I believe in two bi-national States, or even one bi-national State including current Israel, Philastina (Ephraim) and Jordan, with equal representation in the Knesset and in a Popular Assembly at Abu Dis, among Jewish Israelis, Muslim Israelis and Christian Israelis, and the same 3-faiths representation by Philastinians. And a Supreme Court of 24 Elders, 8 Jewish, 8 Christian and 8 Moslem, meeting in the Dome of the Rock. This is recounted in James Jacob's forthcoming book of som 470 pp."Peace Process in the Holy Land, World Peace and Justice and the Future Architecture of the Universe....", which holds the Philastinians to be the Ten Lost Tribes of Israel, and no more Arabs just because they mainly speak Arabic than Americans or Aussies or English, just because we speak English.
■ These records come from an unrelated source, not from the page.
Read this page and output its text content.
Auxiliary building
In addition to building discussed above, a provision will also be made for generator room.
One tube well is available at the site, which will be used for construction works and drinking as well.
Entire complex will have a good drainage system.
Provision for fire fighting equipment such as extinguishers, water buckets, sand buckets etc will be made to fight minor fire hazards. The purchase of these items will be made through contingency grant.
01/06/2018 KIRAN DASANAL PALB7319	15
The book is available in an earlier proof on the web at wwww.powells.com for about $19.18 and from www.barnesandnoble.com in hardback for, as I remember, $37 plus S&H.
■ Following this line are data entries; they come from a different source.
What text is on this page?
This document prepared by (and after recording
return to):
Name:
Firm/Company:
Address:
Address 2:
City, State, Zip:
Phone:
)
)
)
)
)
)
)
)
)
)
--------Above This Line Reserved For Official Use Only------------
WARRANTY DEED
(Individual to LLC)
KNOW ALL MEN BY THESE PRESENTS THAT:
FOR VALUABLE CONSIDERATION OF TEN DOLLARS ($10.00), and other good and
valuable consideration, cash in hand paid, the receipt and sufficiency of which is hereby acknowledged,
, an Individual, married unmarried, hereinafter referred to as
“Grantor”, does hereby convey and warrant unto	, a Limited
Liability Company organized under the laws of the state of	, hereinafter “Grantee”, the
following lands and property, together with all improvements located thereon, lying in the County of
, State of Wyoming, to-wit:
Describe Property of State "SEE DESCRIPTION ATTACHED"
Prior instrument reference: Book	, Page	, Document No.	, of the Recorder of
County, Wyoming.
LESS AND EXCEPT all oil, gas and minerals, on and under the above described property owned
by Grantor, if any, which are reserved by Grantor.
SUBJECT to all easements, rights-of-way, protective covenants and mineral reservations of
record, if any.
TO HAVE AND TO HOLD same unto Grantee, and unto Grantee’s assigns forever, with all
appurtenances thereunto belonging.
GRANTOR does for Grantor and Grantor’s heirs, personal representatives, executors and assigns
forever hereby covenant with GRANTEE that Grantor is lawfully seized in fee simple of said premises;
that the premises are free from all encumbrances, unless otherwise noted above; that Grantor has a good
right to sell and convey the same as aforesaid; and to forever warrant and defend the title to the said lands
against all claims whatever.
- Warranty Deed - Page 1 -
Who is not for peace? Unfortunately, the danger of wanting and working for peace up to submitting to impossibled demands (right of return etc.) must stop, because it means suicide, national and personal. As an Israeli I am unwilling to take all the blame for not having peace with the Palestinians and the Arab world as a whole. Whether one likes it or not, it takes two to tango. As long as the sole raison d'être of Hamas and Hisbullah, as written in their chartas, is the destruction of Israel and to turn it into a “judenrein” Islamic state, there is not to much sense prostrating ourselves to the world proclaiming our love for peace, especially to states and their "Führers" who only see this as our basic weakness, as history has shown over and over again. We have to work for peace, but not for the peace of the graveyard. We have to get out of the occupied territories but without having rockets shot at us as a thank you in the aftermath. Gaza has taught us that. Furthermore, I have a problem with people who are, safely ensconced in the USA (and Europe) who claim to know better what is good for Israel, without them taking part in Israeli life and without taking responsibility for anything. I have been at too many funerals of terror victims not to learn that. I am convinced that the large majority of Israelis wants peace - this was proven to me during the month before leaving Gaza, thought opposition was strong too and sometimes even violent. But that unilateral (there is nothing wrong with that) show of actually doing something for peace turned life in the Israeli region around Gaza into a living hell - and we have learned the lesson.
I just watch the tragedy of the situation unfolding day after day and cannot believe that some people find it God's intention. What is God, then?
I support this letter. It is critical that Isreal be required to commence meaningful negotiations.
We need concrete actions to invigorate the peace process between Israel and the PA. Action on that front will help Gazans to rid themselves of Hamas.